Vermont – On February 14, 2017, 26 individuals were arrested in Orleans County for various offenses related to heroin and opiate trafficking.

These arrests stem from an ongoing investigation established by the Vermont Drug Task Force in cooperation with the Vermont State Police, Homeland Security Investigations (HSI), the Federal Bureau of Investigation (FBI), the Newport City Police Department, the U.S. Attorney’s Office for the District of Vermont, the Orleans County State’s Attorney’s Office, and the Vermont Attorney General’s Office.  Over the course of seven months the Vermont Drug Task Force conducted multiple drug investigations focusing on heroin and opioids.  The investigations were in response to multiple opiate related overdoses in Orleans County.

In 2016 law enforcement reported 21 overdoses in Orleans County, 3 fatal and 18 non-fatal.  These numbers reflect only the overdoses reported to law enforcement as the majority of non-fatal opiate overdoses go unreported to authorities.
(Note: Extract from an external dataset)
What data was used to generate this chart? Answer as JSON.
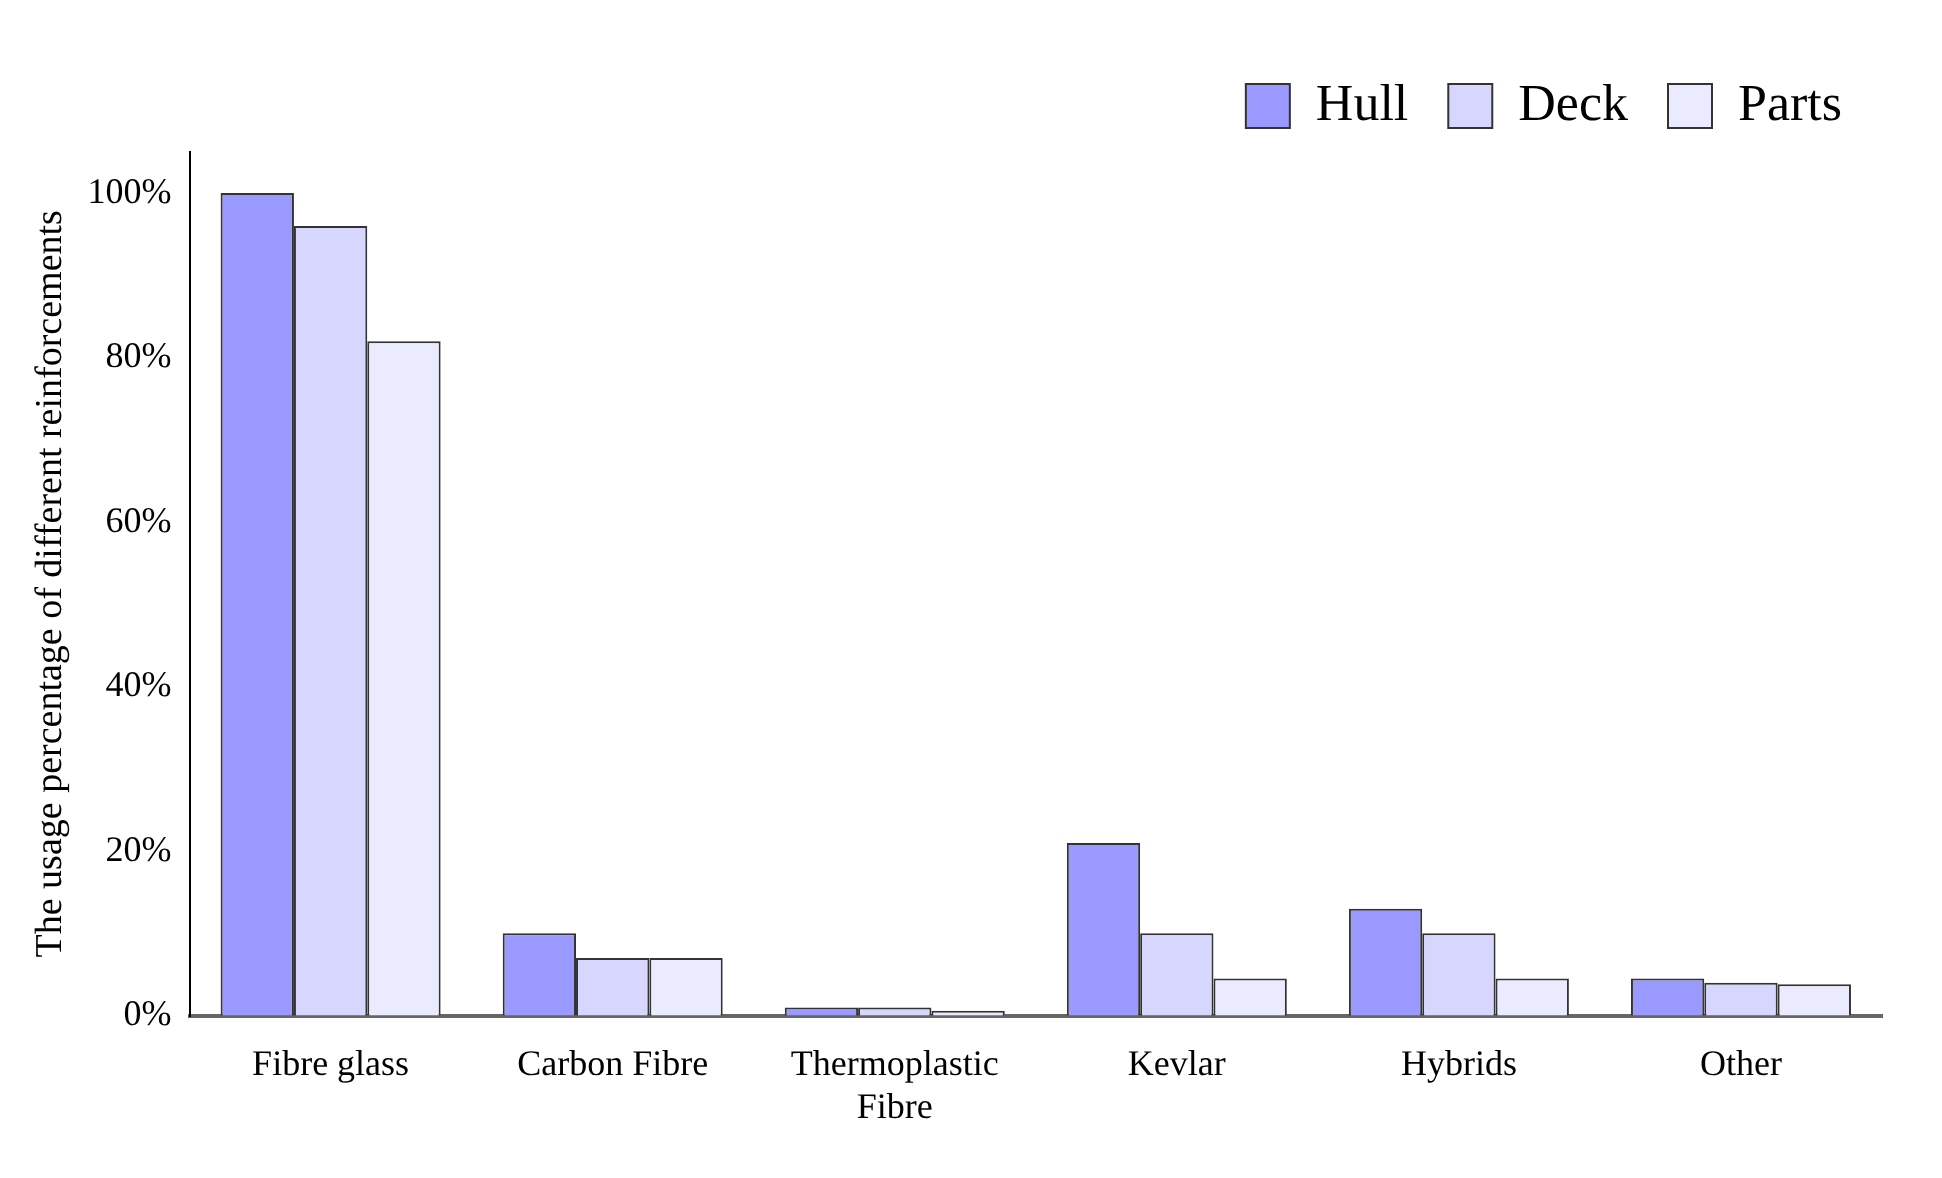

These overdoses had a tremendous impact on the local community and the Vermont Drug Task Force is committed to conducting investigations to help combat the opioid crisis across the state.

The Vermont Drug Task Force has seen a significant increase in the number of heroin investigations conducted in 2016. Investigators conducted 360 heroin related investigations, an increase of approximately 32% for the same period in 2015 (242 cases).  In 2016, approximately 99 offenders throughout the state have been arrested for heroin/opiate related offenses.  These arrests are being prosecuted by both state and federal prosecutors.  Vermont is also seeing an increase in fentanyl laced heroin and pure fentanyl being sold as heroin.  Fentanyl is a dangerous drug that is 40-50 times stronger than heroin, poses a great threat to users and is responsible for multiple overdose deaths.

After conducting a total of 79 controlled purchases of illegal drugs, the Vermont Drug Task Force concluded its joint operation with the arrest of 26 defendants on 87 different charges; including Sale of Heroin, Sale of Crack Cocaine, and Aiding in the Commission of a Felony.  Six defendants were recently arrested on Sale of Heroin charges in conjunction with this investigation, and their names are included below.

The Vermont State Police, Homeland Security Investigations (HSI), the Newport City Police Department, the Orleans County Sheriff’s Department, the Drug Enforcement Administration (DEA), the United States Marshals Service (USMS) and the Federal Bureau of Investigation (FBI) were instrumental in today’s operation.

Vermont Department of Public Safety Commissioner Thomas D. Anderson praised the collaboration of the these agencies for their hard work and painstaking investigation into this heroin/opioid distribution ring.  “This is an example of how cooperative law enforcement by federal, state, and local law enforcement can be a force multiplier in identifying, targeting, and arresting those who are selling this poison in our community,” said Commissioner Anderson.  “Our message to drug dealers is simple and clear:  Stop dealing, get into treatment or get arrested.”

Vermont State Police Director, Colonel Matthew T. Birmingham highlighted the very tedious and dangerous work that investigators undertook over the past several months. “The dedicated men and women of law enforcement should be very proud of the dangerous and often thankless work they do leading up to this operation today. They are the front lines in our collective efforts to stop the flow of dangerous drugs coming into Vermont.”

Homeland Security Investigations of Boston Special Agent in Charge Matthew Etre also spoke of the seriousness of this work.  “Opiate use and trafficking is a growing problem that affects every aspect of our communities,” said Etre. “HSI is committed to working with our federal, state and local law enforcement partners to stop those that sell this highly addictive and destructive drug. They must be brought to justice before more lives are lost to this epidemic.”

Investigations into additional opiate distribution operations are still ongoing and further arrests are expected in the future.

Maj. Glenn Hall of the Vermont State Police said the opiate epidemic “continues to be the single most challenging issue for law enforcement in Vermont.”